Skip to content

[RFC] Configuration & Environment

Romain Dorgueil edited this page Oct 8, 2017 · 5 revisions
Subject: Configuration & Environment
Author: CW Andrews
Created: Sep 7, 2017
Modified: Oct 7, 2017
Target: 0.5
Status: First bits released, draft needs cleanup.

THIS IS A DRAFT

TL;DR

ETL jobs needs to be parametrizable by the end user.

  • For the simplest needs, system environment is sufficient and one can read from os.environ (easy to do since 0.5).
  • There may be a need for "validation". For example, a variable may be required (api key...) or needs to be an int (number of queries...). This is not yet possible but should enhance developper experience (target: future).
  • There should be some possibilities to change the graph topography depending on configuration. For example, the "slack api" branch in the graph may be added only if SLACK_KEY is present.

Environment variables

Runtime configuration should be done using environment variables.

In the future (0.7+), there may be a way to add validation, but not for now.

Order of priority should be, from lower to higher (higher wins, if set):

  • default values
  • --default-env-file values
  • --default-env values
  • system environment values
  • --env-file values
  • --env values

Way to go for runtime configuration.

Reading a value from environment is done using the standard os.getenv("VARNAME", default_value).

There is no way to "validate" those options yet, not sure about whether it's needed so for now, let's do nothing.

Resolution order

Target-Version: 0.6?

First found used.

Although we agree that the actual variables used would move from most-specific (execution instance) >>> most-general (system environment) I think that the wording here needs to be re-thought as technically it is the opposite of how it works. At the same time, I will need to think about how we could say it simply without confusing the user/reader (of the documentation) while still being technically correct.

  1. --env FOO=bar
  2. --env-file _OR_ .env (then in order of appearance if more than one --env-file)

In my mind, anytime an argument/option is passed from the command line it should be the one used as this is the most specific, being on a per-execution basis. For example, if the .env file has a FORCE=false but there is a different configuration to use when forcing a job (maybe ignoring whether or not there is a new file and reprocessing something anyway). The more I think about it I think that .env file should be used but if --env-file is passed then it will be used instead. In other words, --env-file and .env would be mutually exclusive.

  1. system environment
  2. default value (os.getenv(..., default))

Maybe let's act like docker and not use system environment unless one says --env SYSVAR.

I am not totally sure about this _but_ if we end-up doing this then we need a way to set it in the .env / environment files (in my opinion).
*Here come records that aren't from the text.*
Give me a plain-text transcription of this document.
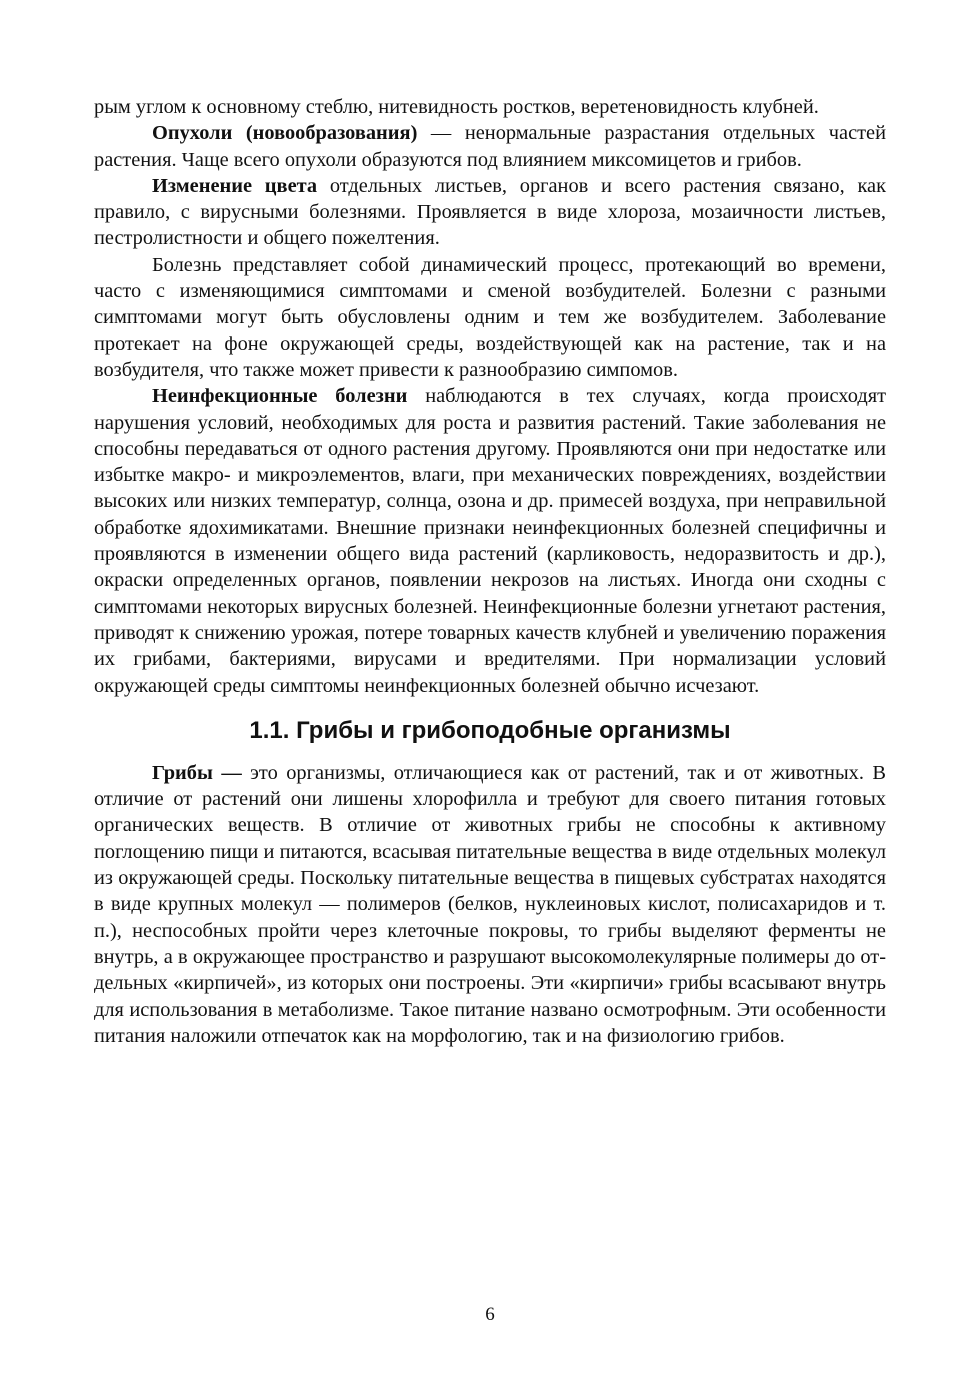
рым углом к основному стеблю, нитевидность ростков, веретеновидность клубней.

Опухоли (новообразования) — ненормальные разрастания отдельных частей растения. Чаще всего опухоли образуются под влиянием миксомицетов и грибов.

Изменение цвета отдельных листьев, органов и всего растения связано, как правило, с вирусными болезнями. Проявляется в виде хлороза, мозаичности листьев, пестролистности и общего пожелтения.

Болезнь представляет собой динамический процесс, протекающий во времени, часто с изменяющимися симптомами и сменой возбудителей. Болезни с разными симптомами могут быть обусловлены одним и тем же возбудителем. Заболевание протекает на фоне окружающей среды, воздействующей как на растение, так и на возбудителя, что также может привести к разнообразию симпомов.

Неинфекционные болезни наблюдаются в тех случаях, когда происходят нарушения условий, необходимых для роста и развития растений. Такие заболевания не способны передаваться от одного растения другому. Проявляются они при недостатке или избытке макро- и микроэлементов, влаги, при механических повреждениях, воздействии высоких или низких температур, солнца, озона и др. примесей воздуха, при неправильной обработке ядохимикатами. Внешние признаки неинфекционных болезней специфичны и проявляются в изменении общего вида растений (карликовость, недоразвитость и др.), окраски определенных органов, появлении некрозов на листьях. Иногда они сходны с симптомами некоторых вирусных болезней. Неинфекционные болезни угнетают растения, приводят к снижению урожая, потере товарных качеств клубней и увеличению поражения их грибами, бактериями, вирусами и вредителями. При нормализации условий окружающей среды симптомы неинфекционных болезней обычно исчезают.

1.1. Грибы и грибоподобные организмы

Грибы — это организмы, отличающиеся как от растений, так и от животных. В отличие от растений они лишены хлорофилла и требуют для своего питания готовых органических веществ. В отличие от животных грибы не способны к активному поглощению пищи и питаются, всасывая питательные вещества в виде отдельных молекул из окружающей среды. Поскольку питательные вещества в пищевых субстратах находятся в виде крупных молекул — полимеров (белков, нуклеиновых кислот, полисахаридов и т. п.), неспособных пройти через клеточные покровы, то грибы выделяют ферменты не внутрь, а в окружающее пространство и разрушают высокомолекулярные полимеры до отдельных «кирпичей», из которых они построены. Эти «кирпичи» грибы всасывают внутрь для использования в метаболизме. Такое питание названо осмотрофным. Эти особенности питания наложили отпечаток как на морфологию, так и на физиологию грибов.

6
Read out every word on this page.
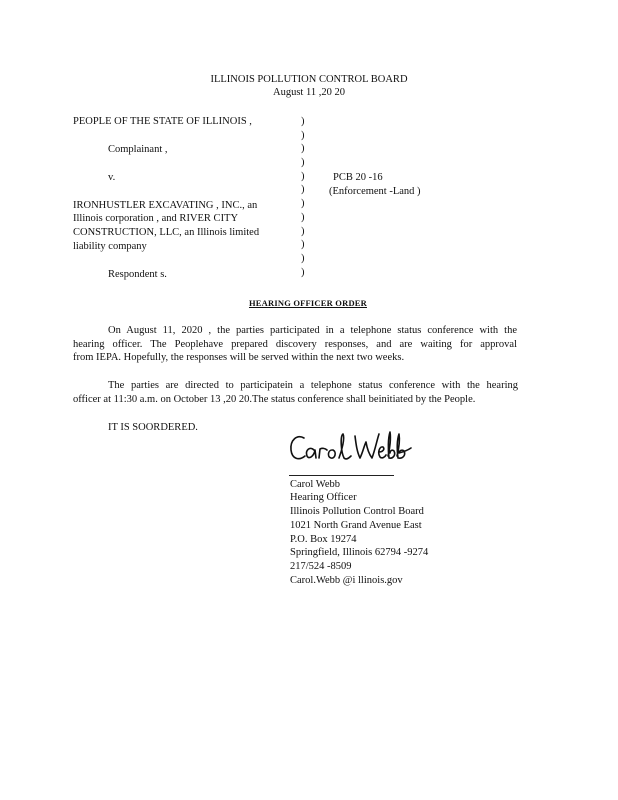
ILLINOIS POLLUTION CONTROL BOARD
August 11 ,20 20
PEOPLE OF THE STATE OF ILLINOIS ,
Complainant ,
v.
IRONHUSTLER EXCAVATING , INC., an
Illinois corporation , and RIVER CITY
CONSTRUCTION, LLC, an Illinois limited
liability company
Respondent s.
)
)
)
)
)
)
)
)
)
)
)
)
PCB 20 -16
(Enforcement -Land )
HEARING OFFICER ORDER
On August 11, 2020 , the parties participated in a telephone status conference with the
hearing officer. The Peoplehave prepared discovery responses, and are waiting for approval
from IEPA. Hopefully, the responses will be served within the next two weeks.
The parties are directed to participatein a telephone status conference with the hearing
officer at 11:30 a.m. on October 13 ,20 20.The status conference shall beinitiated by the People.
IT IS SOORDERED.
Carol Webb
Hearing Officer
Illinois Pollution Control Board
1021 North Grand Avenue East
P.O. Box 19274
Springfield, Illinois 62794 -9274
217/524 -8509
Carol.Webb @i llinois.gov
Ideally, if users are worried about isolation to that extent why not just have them use bonobo-docker?

Overriding from shell

If you have a bash like shell, you can override variables in the shell.

FOO=bar bonobo run ...

Overriding with arguments

Some shells apparently make it harder to override env from the command line. Let's allow a flag to do that in a shell-agnostic way.

bonobo run -e FOO=bar ...

Environment file (__future__)

_Not implemented yet._

.env file should be possible

  1. Perhaps .env.pub (public) which can be safely included in online git repos as they just contain general settings. I think this might be a good idea in anticipation of users being able to share graphs with each-other or use bonobo for their projects without having everyone working on the project re-write the same settings in their private .env files. .env.loc (local) or some-such would be the private counterpart to the .env.pub and might contain individual API keys, environment specific settings, etc. (keep in mind the names I used for the files are really just placeholders). I am not totally sure how this would work but definitely think it is worth contemplating.
  2. I think that these two would be used in combination with the private settings overriding the public ones if/when the same variables are set in both the public and private files. I don't think this would be too hard to implement
  3. Going-off of #2, as it stands, the implementation of --env I went with has argparse collect whatever args are passed in as a list and bonobo.execute just iterates through the list setting each in-turn. For example, bonobo run ... --e MY_NUM=3 -e MY_NUM=5 wouldn't cause an issue, the last one set would simply be the one which is used for the graph, in this case MY_NUM being 5. Going off of this, a public and private env file would just need to be collected and set in order for this to work as proposed. As an example, the vars in .env.pub would be collected into list_1 and .env.loc would have its vars collected into list_2, then, a simple env_vars = list_1.extend(list_2) would join the lists in the desired order and iterating through the list would have the desired effect. Extending this example, the collected cli args (--env), having already been collected into a list, would then be added to the env_vars list via env_vars.extend(passed_env_vars).
  • The one issue I foresee with this is that passing vars at runtime via MY_NUM=5 bonobo run ... would no longer work as expected because there is no way to differentiate MY_NUM as set in this manner from any other environment variable at the system level. However, in this instance the simplest solution would simply be to ask users to use --env to pass args at runtime rather than MY_NUM=5 bonobo run ... as not only is using --env shell agnostic (which has it's own benefits), but I simply don't see a real advantage to setting variables via MY_NUM=5 bonobo run ... as-opposed to -env.

Documentation

This needs a complete documentation.